In Business Intelligence we extract data from anywhere. Beside the technical structures that define how the data is stored, we also need to comprehend the business processes behind that structure. It’s all in the name, right?
Figure 1 – The devil is in the details (made with Lucidchart)
If it was so easy to just extract the data from the source and load it directly into the data warehouse, BI analysts/developers would become obsolete. In a lot of cases the incoming data is transformed which entails extra business rules or logic being applied to obtain a final, correct, expanded data set that makes sense to the business user and offers a clear insight.
When a business rule isn’t translated properly into a technical transformation, this early error – that can be a small detail – made between analysis and development will cascade further and can have disastrous results. Defining this translation means communicating with the people involved at the technical and business level. This can mean meeting up, calling or in most cases mailing the persons involved. In my personal experience I’ve noticed that a visualization of a question/problem tends to be better understood by other people and involves them more effectively. A diagram is concise, more appealing and less prone to ambiguity which goes hand in hand with the KISS principle (Keep It Short and Simple). Remember nobody is waiting for that 100th mail of the day with pages of text.

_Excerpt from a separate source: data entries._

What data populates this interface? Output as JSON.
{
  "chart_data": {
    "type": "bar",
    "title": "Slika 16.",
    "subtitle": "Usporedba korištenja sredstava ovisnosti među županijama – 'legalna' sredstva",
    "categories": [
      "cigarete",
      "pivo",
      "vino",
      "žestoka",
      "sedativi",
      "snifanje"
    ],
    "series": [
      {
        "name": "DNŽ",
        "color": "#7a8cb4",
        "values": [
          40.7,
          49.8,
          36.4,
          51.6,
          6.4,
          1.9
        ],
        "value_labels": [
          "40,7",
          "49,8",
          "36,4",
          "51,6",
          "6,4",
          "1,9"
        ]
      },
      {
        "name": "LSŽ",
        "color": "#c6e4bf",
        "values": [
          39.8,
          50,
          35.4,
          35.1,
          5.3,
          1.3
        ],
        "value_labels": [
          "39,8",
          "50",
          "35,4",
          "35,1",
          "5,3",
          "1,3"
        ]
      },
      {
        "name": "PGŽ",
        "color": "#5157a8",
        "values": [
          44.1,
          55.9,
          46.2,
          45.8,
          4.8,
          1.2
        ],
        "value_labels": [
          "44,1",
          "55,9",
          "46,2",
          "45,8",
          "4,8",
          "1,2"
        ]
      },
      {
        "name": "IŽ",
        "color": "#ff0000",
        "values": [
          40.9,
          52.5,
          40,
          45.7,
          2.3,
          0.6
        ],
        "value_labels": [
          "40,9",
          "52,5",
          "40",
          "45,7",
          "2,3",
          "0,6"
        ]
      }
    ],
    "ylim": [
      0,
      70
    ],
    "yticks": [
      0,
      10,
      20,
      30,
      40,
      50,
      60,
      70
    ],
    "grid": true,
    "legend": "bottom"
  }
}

Despite Lucidchart being a direct competitor of Microsofts’ Visio, which also offers extensive capabilities, this tool is cloud based which means you don’t have to install anything. Since in a lot of cases a workstation is provided by the customer, this shouldn’t be an obstruction anymore. You will have a cloud based working environment and a document repository at your disposal for free. These benefits made me choose Lucidchart above Visio. Free also means limited capabilities though:
But even with limited capabilities your options are still very diverse. The user interface is appealing, responsive and intuitive so you are started up quickly.

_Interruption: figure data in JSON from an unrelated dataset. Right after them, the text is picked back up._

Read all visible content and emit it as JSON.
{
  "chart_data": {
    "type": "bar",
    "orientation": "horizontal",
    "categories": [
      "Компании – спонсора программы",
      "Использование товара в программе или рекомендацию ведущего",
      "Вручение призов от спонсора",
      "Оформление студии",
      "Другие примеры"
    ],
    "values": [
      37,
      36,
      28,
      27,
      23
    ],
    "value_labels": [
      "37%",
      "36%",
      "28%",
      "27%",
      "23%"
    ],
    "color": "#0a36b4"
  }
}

You will be able to import and export to Visio files. Although this is not a free feature, it’s nice to know that the tool offers this kind of extensibility.
Main benefits for me as an individual user:
Next I will explain two personal kinds of visualizations that recur from time to time.
Figure 2 –Timeline business case chart (made with Lucidchart)
A lot of times the business needs to involve time as a transformation parameter which in my eyes can become a maze fast. Especially if the business user himself is defining cases on the spot. In the image above you see the result of a first meeting with the business user. I have visualized 3 different cases based on a timeline (gray line), events (yellow rectangles) and contracts (green rectangles). Over a certain time period we have all kinds of events that can happen to a certain contract. The above image acted as a starting point. The visual representation enabled the business to think of new cases more easily: what if I drag a yellow rectangle after a green rectangle et cetera. Moreover this way we had common concepts based on colors: a timeline, an event and a contract. So we were always talking about the same things when communicating to each other. While this seems self-evident my experience teaches me that this is definitely not always the case.
Figure 3-ERD diagram (made with Lucidchart)
A lot of times you will be searching for the correct data when business requests have been defined. This means going to the technical person that has knowledge of the data source: an application developer, functional analyst et cetera. Sometimes this really can be a hassle because of the normalization of OLTP systems. You have your business definition that you can explain to the technical person and normally he should be able to point you in the right direction. But this isn’t sufficient, remember the devil is in the details.
In just a few situations I have been presented an ERD (Entity Relationship Diagram) while it makes all the difference. So especially in longer assignments I have tried to compose my own ERD’s for the source entities/tables. Sometimes it seems overkill to make an ERD for 3 entities, but from my own experience I have learned that with new business requests new tables will have to be migrated with or without additional transformations. After a year you may end up extracting data from 40 entities and then a good ERD will prove it’s worth acting as a blueprint to offer quick insight.
Do we have to visualize everything? Off course not, but when it is the most efficient way to explain complex problems, define business cases, dissect database structures et cetera in a visual way, don’t be afraid to try it out.